ムジカ……現エグデン国王か……この様子だと……
「私がこの地に入ったのは5日ほど前の事ですので……王陛下の身に何か?」
「そうか……ならばまだ知らぬな……。王は2日前に 崩御なされた」
「そう……でしたか……」
エグザルレイは事さらに驚きと哀悼の思いを演じる。こんな好機に恵まれた喜びを微塵も感じさせないよう、最大の注意を払いつつ。
「それであなた方が……」
「ああ……シャムル様だけでも王都へお戻りいただくために……だがまさか5万の兵が全滅などとは……」
騎兵長の様子から心情は手に取るように理解出来る。あの王子……シャムルの様子からすれば御飾りの王族である事は一目瞭然。ユーゴ魔法院評議会に支配されている王族なのだから当然「扱いやすい王子」が次期国王として残されたのだろう。他はエグザルレイの時と同じく王族男子降民制度で排除……。民や軍にとっては魅力無き無能な王の誕生か……
「グラディーの怨龍は、それほどまでに強大な災厄なのです」
エルグレドは騎兵長がシャムル批判の語調である事を柔らかく受け止めつつ「グラディーの怨龍」がいかに危険な存在であるかを騎兵長らに刷り込んでいく。騎兵長も身を 弁える理性を取り戻して語る。
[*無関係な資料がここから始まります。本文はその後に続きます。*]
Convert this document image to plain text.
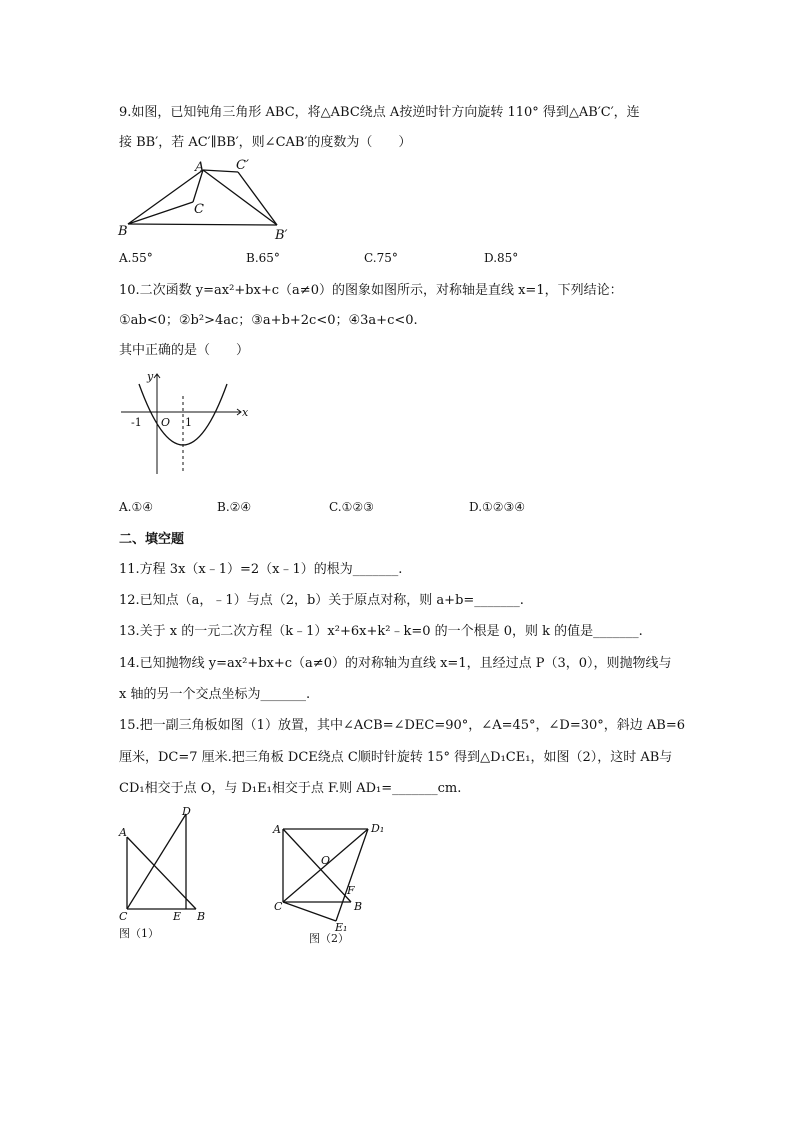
9.如图，已知钝角三角形 ABC，将△ABC绕点 A按逆时针方向旋转 110° 得到△AB′C′，连
接 BB′，若 AC′∥BB′，则∠CAB′的度数为（　　）
A C′
C
B	B′
A.55°	B.65°	C.75°	D.85°
10.二次函数 y=ax²+bx+c（a≠0）的图象如图所示，对称轴是直线 x=1，下列结论：
①ab<0；②b²>4ac；③a+b+2c<0；④3a+c<0.
其中正确的是（　　）
y
x
-1 O 1
A.①④	B.②④	C.①②③	D.①②③④
二、填空题
11.方程 3x（x﹣1）=2（x﹣1）的根为_______.
12.已知点（a，﹣1）与点（2，b）关于原点对称，则 a+b=_______.
13.关于 x 的一元二次方程（k﹣1）x²+6x+k²﹣k=0 的一个根是 0，则 k 的值是_______.
14.已知抛物线 y=ax²+bx+c（a≠0）的对称轴为直线 x=1，且经过点 P（3，0），则抛物线与
x 轴的另一个交点坐标为_______.
15.把一副三角板如图（1）放置，其中∠ACB=∠DEC=90°，∠A=45°，∠D=30°，斜边 AB=6
厘米，DC=7 厘米.把三角板 DCE绕点 C顺时针旋转 15° 得到△D₁CE₁，如图（2），这时 AB与
CD₁相交于点 O，与 D₁E₁相交于点 F.则 AD₁=_______cm.
A
D
C	E B
图（1）
A	D₁
O
F
C	B
E₁
图（2）
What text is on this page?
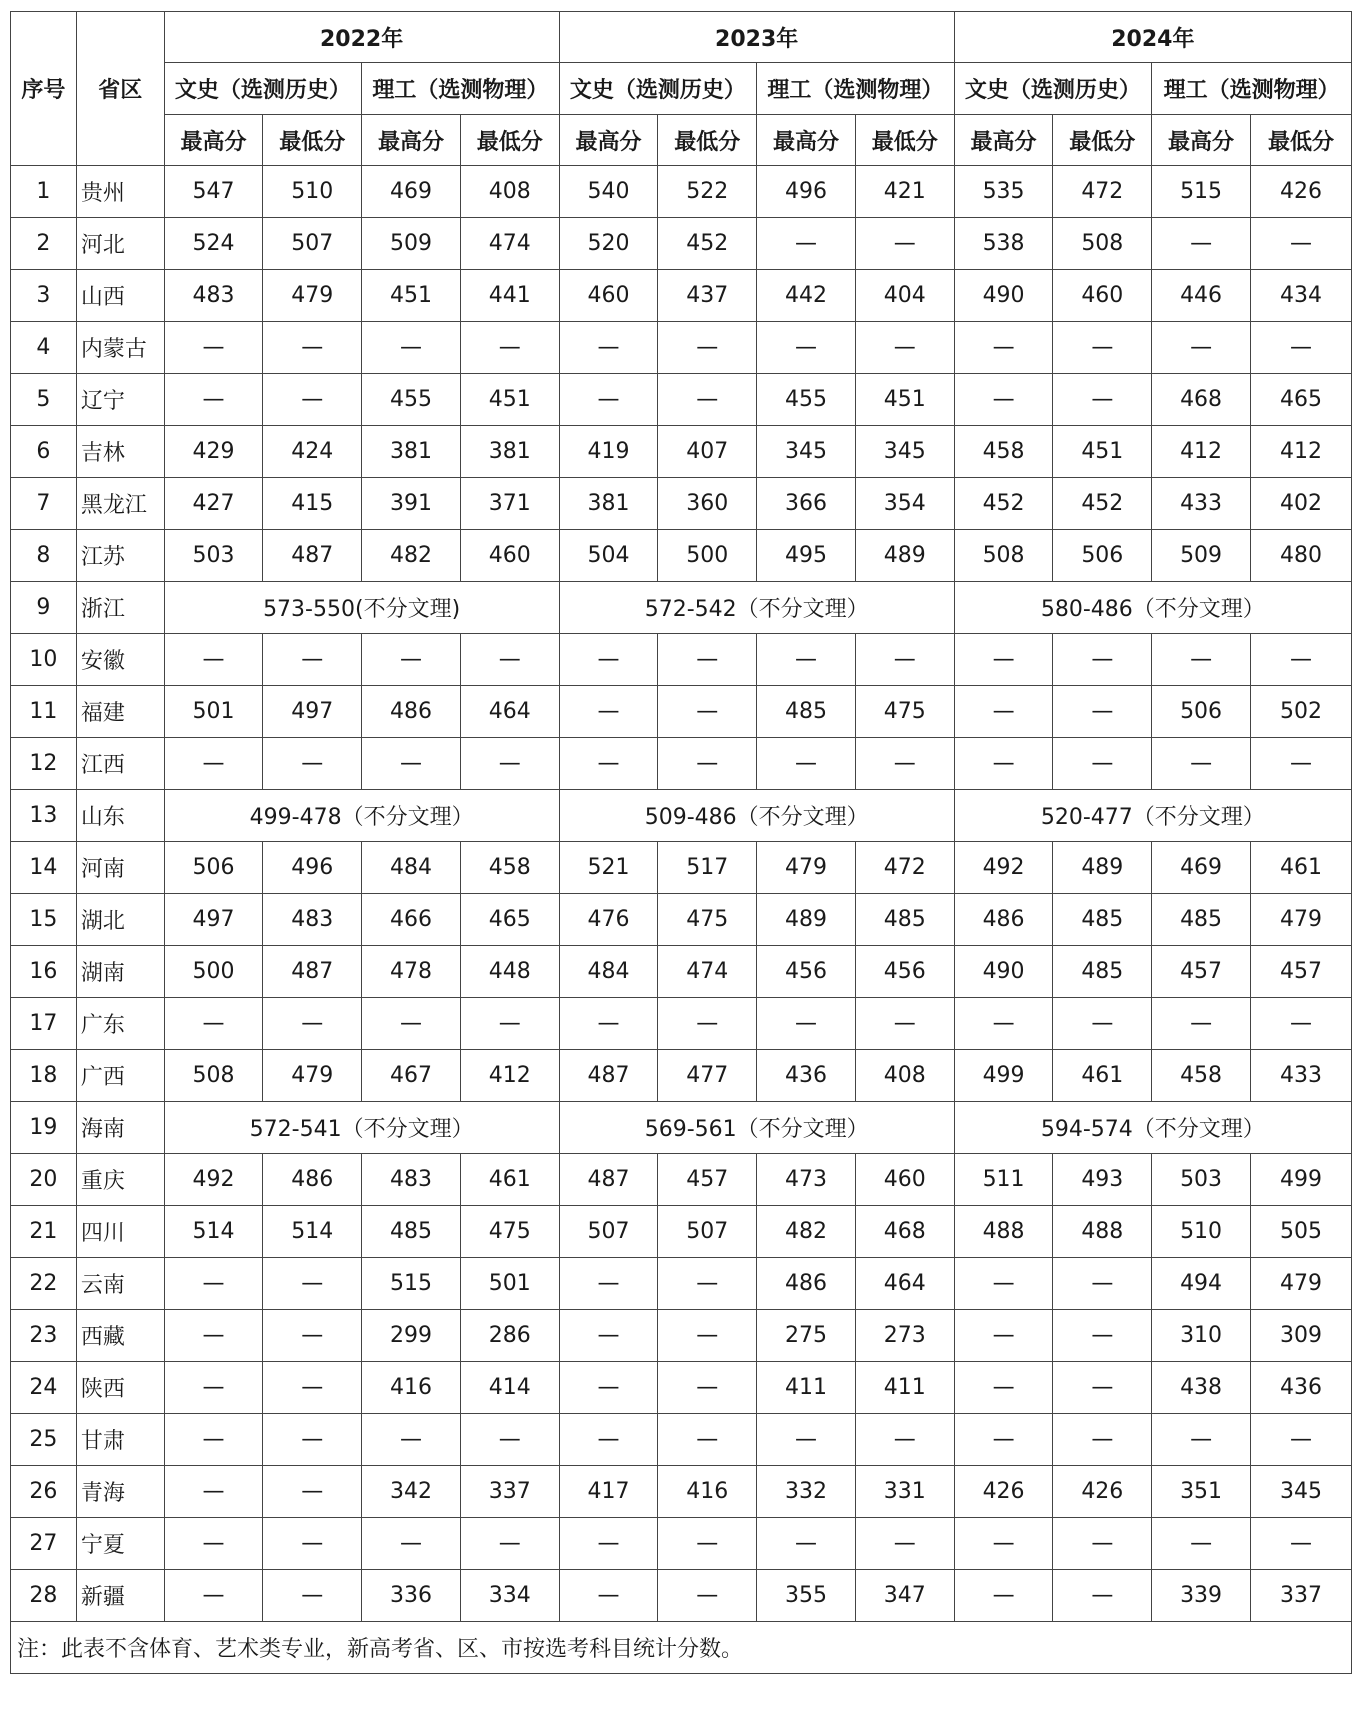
序号	省区	2022年				2023年				2024年			
		文史（选测历史）		理工（选测物理）		文史（选测历史）		理工（选测物理）		文史（选测历史）		理工（选测物理）	
		最高分	最低分	最高分	最低分	最高分	最低分	最高分	最低分	最高分	最低分	最高分	最低分
1	贵州	547	510	469	408	540	522	496	421	535	472	515	426
2	河北	524	507	509	474	520	452	—	—	538	508	—	—
3	山西	483	479	451	441	460	437	442	404	490	460	446	434
4	内蒙古	—	—	—	—	—	—	—	—	—	—	—	—
5	辽宁	—	—	455	451	—	—	455	451	—	—	468	465
6	吉林	429	424	381	381	419	407	345	345	458	451	412	412
7	黑龙江	427	415	391	371	381	360	366	354	452	452	433	402
8	江苏	503	487	482	460	504	500	495	489	508	506	509	480
9	浙江	573-550(不分文理)				572-542（不分文理）				580-486（不分文理）			
10	安徽	—	—	—	—	—	—	—	—	—	—	—	—
11	福建	501	497	486	464	—	—	485	475	—	—	506	502
12	江西	—	—	—	—	—	—	—	—	—	—	—	—
13	山东	499-478（不分文理）				509-486（不分文理）				520-477（不分文理）			
14	河南	506	496	484	458	521	517	479	472	492	489	469	461
15	湖北	497	483	466	465	476	475	489	485	486	485	485	479
16	湖南	500	487	478	448	484	474	456	456	490	485	457	457
17	广东	—	—	—	—	—	—	—	—	—	—	—	—
18	广西	508	479	467	412	487	477	436	408	499	461	458	433
19	海南	572-541（不分文理）				569-561（不分文理）				594-574（不分文理）			
20	重庆	492	486	483	461	487	457	473	460	511	493	503	499
21	四川	514	514	485	475	507	507	482	468	488	488	510	505
22	云南	—	—	515	501	—	—	486	464	—	—	494	479
23	西藏	—	—	299	286	—	—	275	273	—	—	310	309
24	陕西	—	—	416	414	—	—	411	411	—	—	438	436
25	甘肃	—	—	—	—	—	—	—	—	—	—	—	—
26	青海	—	—	342	337	417	416	332	331	426	426	351	345
27	宁夏	—	—	—	—	—	—	—	—	—	—	—	—
28	新疆	—	—	336	334	—	—	355	347	—	—	339	337
注：此表不含体育、艺术类专业，新高考省、区、市按选考科目统计分数。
「うむ……シャムル様率いる5万の兵が、こうもいともたやすくとは……だが……」
騎兵長は顔をエルグレドに向けた。
「その怨龍をも退けられるとは……あなたは一体何者なのですか? 魔法院の法術士としては初めてお聞きするお名前ですが……」
「ユーゴ魔法院には一度も属しておりません。私は……アルビにおいて法術を修得した者……我流の法術です」
「なんと! 大海を隔てたあのアルビで?」
騎兵長は本気で驚いているようだ。
「ええ。生まれは恐らくエグデンなのでしょうが……幼少の頃に何があったのか……私が記憶するのは、アルビにて育ったという事実のみ」
「御両親と共に海難事故にでも遇われたのかも知れませんね」
エグザルレイを乗せた騎兵が私見を述べる。
「そうかも知れません。とにかく人間のいないアルビ大陸が私の故郷です。妖精や……不思議な森の中で……法力を身に付け法術を覚えました」
「導師も持たずに法術を 解したのですか?」
並走する騎兵が驚き尋ねて来た。
そりゃ……いましたけどね……
「ええ。育ちの環境でしょうか、妖精と共に生きる中で自然と……成長と共に自らの視点も整えられ、法術を解するにいたりました」
「だからこそ、かようなる怨龍にも立ち向う法術が身につかれたのかも知れませんね。『自ら解さぬ者に法術は修められず』ですからね」
一番年少者らしい騎兵が持論を述べる。
「ユーゴの教えか……法術に限らず全てに言えるな」
騎兵長も相槌を打ち、言葉を繋ぐ。
「詳しくは後ほど改めて伺うことになるでしょうが、まずは御無事で何よりでした。さあ、宿営が見えてきました。シャムル様がお待ちです。お傷の手当と着替えをすませましたら、すぐに謁見を願います」
「グラディーの怨龍」と戦ったクレーターから30kmほど離れた岩地に、エグデン王室の旗が掲げられた天幕が100張り近く設けられている。旗は全て崩御したムジカ王への弔意を表し半旗となっていた。
新王シャムル様……ですか……
エグザルレイの顔には、自然な笑みが浮かびあがった。